Rent Control to get first new Law in 57 years graduates toward digital complaints calls for staff to enhance efficiency
The Rent Control Department (RCD) is upbeat about its new law expected to be passed before the end of the 7th Parliament of the 4th Republic. The new Law, which is before the Works and Housing Committee of Parliament, will replace the current rent Law, Act 1963, which analysts consider archaic and quickly losing relevance.
One of the major changes that is likely to reflect in the new Law is that tenants will be required to pay only 12-months advance in rent. According to the Department, the move is to prevent the exploitation of tenants.

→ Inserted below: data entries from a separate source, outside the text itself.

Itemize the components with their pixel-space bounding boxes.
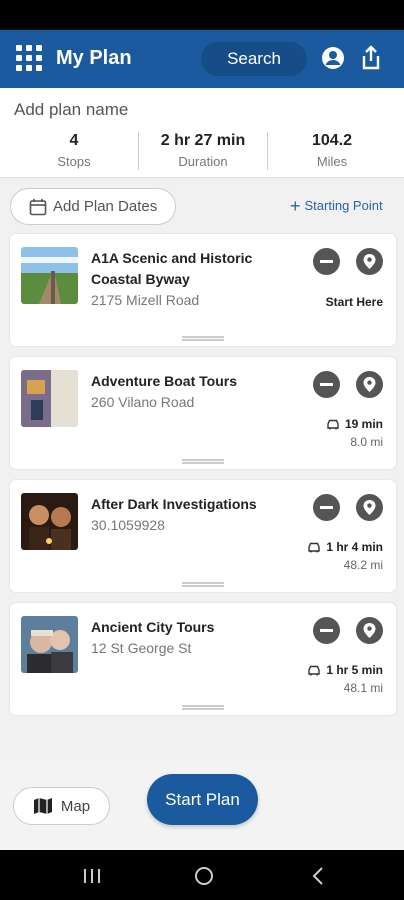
- drag-handle[interactable]: [182, 582, 224, 587]
- calendar-icon: [29, 198, 47, 215]
- drive-info: 1 hr 5 min 48.1 mi: [307, 663, 383, 695]
- remove-stop-button[interactable]: [313, 248, 340, 275]
- status-bar: [0, 0, 404, 30]
- car-icon: [308, 665, 321, 675]
- stop-card[interactable]: Ancient City Tours 12 St George St 1 hr …: [10, 603, 396, 715]
- map-button[interactable]: Map: [13, 787, 110, 825]
- drag-handle[interactable]: [182, 705, 224, 710]
- location-pin-icon[interactable]: [356, 494, 383, 521]
- home-icon[interactable]: [195, 867, 213, 885]
- remove-stop-button[interactable]: [313, 617, 340, 644]
- stop-photo: [21, 493, 78, 550]
- page-title: My Plan: [56, 47, 132, 69]
- stat-duration: 2 hr 27 min Duration: [138, 132, 268, 169]
- starting-point-link[interactable]: + Starting Point: [290, 195, 383, 216]
- stop-address: 260 Vilano Road: [91, 394, 195, 410]
- map-label: Map: [60, 797, 91, 815]
- back-icon[interactable]: [312, 866, 324, 886]
- location-pin-icon[interactable]: [356, 617, 383, 644]
- plan-summary: Add plan name 4 Stops 2 hr 27 min Durati…: [0, 88, 404, 178]
- start-plan-button[interactable]: Start Plan: [147, 774, 258, 825]
- location-pin-icon[interactable]: [356, 248, 383, 275]
- stat-value: 4: [69, 132, 79, 149]
- recents-icon[interactable]: [83, 868, 101, 884]
- remove-stop-button[interactable]: [313, 494, 340, 521]
- stop-address: 30.1059928: [91, 517, 165, 533]
- stop-photo: [21, 616, 78, 673]
- remove-stop-button[interactable]: [313, 371, 340, 398]
- car-icon: [327, 419, 339, 429]
- drive-time: 1 hr 4 min: [326, 540, 383, 554]
- plan-name-field[interactable]: Add plan name: [14, 100, 128, 120]
- search-button[interactable]: Search: [201, 42, 307, 76]
- stop-title: Ancient City Tours: [91, 619, 215, 635]
- grid-menu-icon[interactable]: [16, 45, 42, 71]
- car-icon: [308, 542, 321, 552]
- drive-info: 1 hr 4 min 48.2 mi: [307, 540, 383, 572]
- share-icon[interactable]: [360, 45, 382, 71]
- drive-info: 19 min 8.0 mi: [326, 417, 383, 449]
- stop-title: A1A Scenic and Historic Coastal Byway: [91, 250, 253, 287]
- stop-address: 2175 Mizell Road: [91, 292, 200, 308]
- start-here-label: Start Here: [325, 295, 383, 309]
- drive-distance: 48.2 mi: [343, 558, 383, 572]
- stop-address: 12 St George St: [91, 640, 192, 656]
- stat-value: 104.2: [311, 132, 353, 149]
- stop-photo: [21, 247, 78, 304]
- stop-card[interactable]: A1A Scenic and Historic Coastal Byway 21…: [10, 234, 396, 346]
- stat-label: Duration: [178, 154, 228, 169]
- location-pin-icon[interactable]: [356, 371, 383, 398]
- drive-distance: 8.0 mi: [350, 435, 383, 449]
- stat-label: Miles: [316, 154, 348, 169]
- stop-photo: [21, 370, 78, 427]
- stat-stops: 4 Stops: [9, 132, 139, 169]
- stat-miles: 104.2 Miles: [267, 132, 397, 169]
- stop-card[interactable]: Adventure Boat Tours 260 Vilano Road 19 …: [10, 357, 396, 469]
- map-icon: [33, 798, 52, 814]
- stat-value: 2 hr 27 min: [160, 132, 246, 149]
- add-plan-dates-button[interactable]: Add Plan Dates: [10, 188, 176, 225]
- drive-distance: 48.1 mi: [343, 681, 383, 695]
- stop-title: After Dark Investigations: [91, 496, 257, 512]
- stat-label: Stops: [57, 154, 91, 169]
- drag-handle[interactable]: [182, 459, 224, 464]
- add-plan-dates-label: Add Plan Dates: [53, 198, 158, 215]
- plus-icon: +: [290, 195, 301, 216]
- stop-title: Adventure Boat Tours: [91, 373, 237, 389]
- drag-handle[interactable]: [182, 336, 224, 341]
- drive-time: 19 min: [344, 417, 383, 431]
- starting-point-label: Starting Point: [304, 198, 383, 213]
- stop-card[interactable]: After Dark Investigations 30.1059928 1 h…: [10, 480, 396, 592]
- drive-time: 1 hr 5 min: [326, 663, 383, 677]
- profile-icon[interactable]: [321, 46, 345, 70]
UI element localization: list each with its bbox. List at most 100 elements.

Currently, some landlords demand 2-3 years rent advance before awarding you their accommodation. In the instance of renting a shop, one is like to pay five-years advance. The new law is also likely to empower the RCD to set rent charges in some instances of dispute.
Revamp of its image
The Department is going through a massive renovation to get ready for implementation of its new Law. The head office is under renovation and will be fitted with modern gadgets to facilitate its operation.
“We have been given some new and modern equipment. Computers, printers, scanners and some other materials to help ease our work. The department is being transformed to meet modern needs,” a Principal Rent Officer, Gyasi Frimpong, told the B&FT.
The Department exists principally to promote easy access to adequate safe and affordable shelter through public education, arbitration and regulation of rental housing-related disputes.
Digitising its complaints unit
The RCD has revamped its website and will be configuring it to receive digital complaints. This is to offer more convenience for landlords and tenants who troop into their offices daily to lodge complaints.
“We are graduating toward receiving electronic complaints as well. When all is set, you will not need to drive all the way here to lodge a complaint. You can sit in the comfort of your home and do everything, and a date will be set for both parties to come for arbitration,” Mr. Frimpong added.
Many have questioned the Department’s relevance in current times, but Mr. Gyasi Frimpong told this paper that there would have been chaos among landlords and tenants if not for its existence. The Department, scattered across the country, hears about 100 cases a day and does well to resolve the issues and prevent escalation to the courts.
“The Department is seriously relevant in these times. There are always cases to be heard and we do well to bring peace. When you come here, about 60 percent of the cases we hear actually come from the landlord. There are a lot of issues and we try our best,” Mr. Frimpong added.
Making a case for more numbers
But the RCD says it can be more efficient if its numbers increase. The Department currently has no messenger to serve writs of summons, and relies on complainants to do so. This is worrying, as some complainants are physically and verbally abused when they serve the writ of summons to their adversaries.
The Department believes it can greatly contribute to economic development if given the needed attention. Rent control in Ghana helps to protect the public and prevent landlords from imposing exorbitant rent on tenants and the vulnerable. It has influence on housing investment either positively or negatively, depending on how it affects the local economy and public services.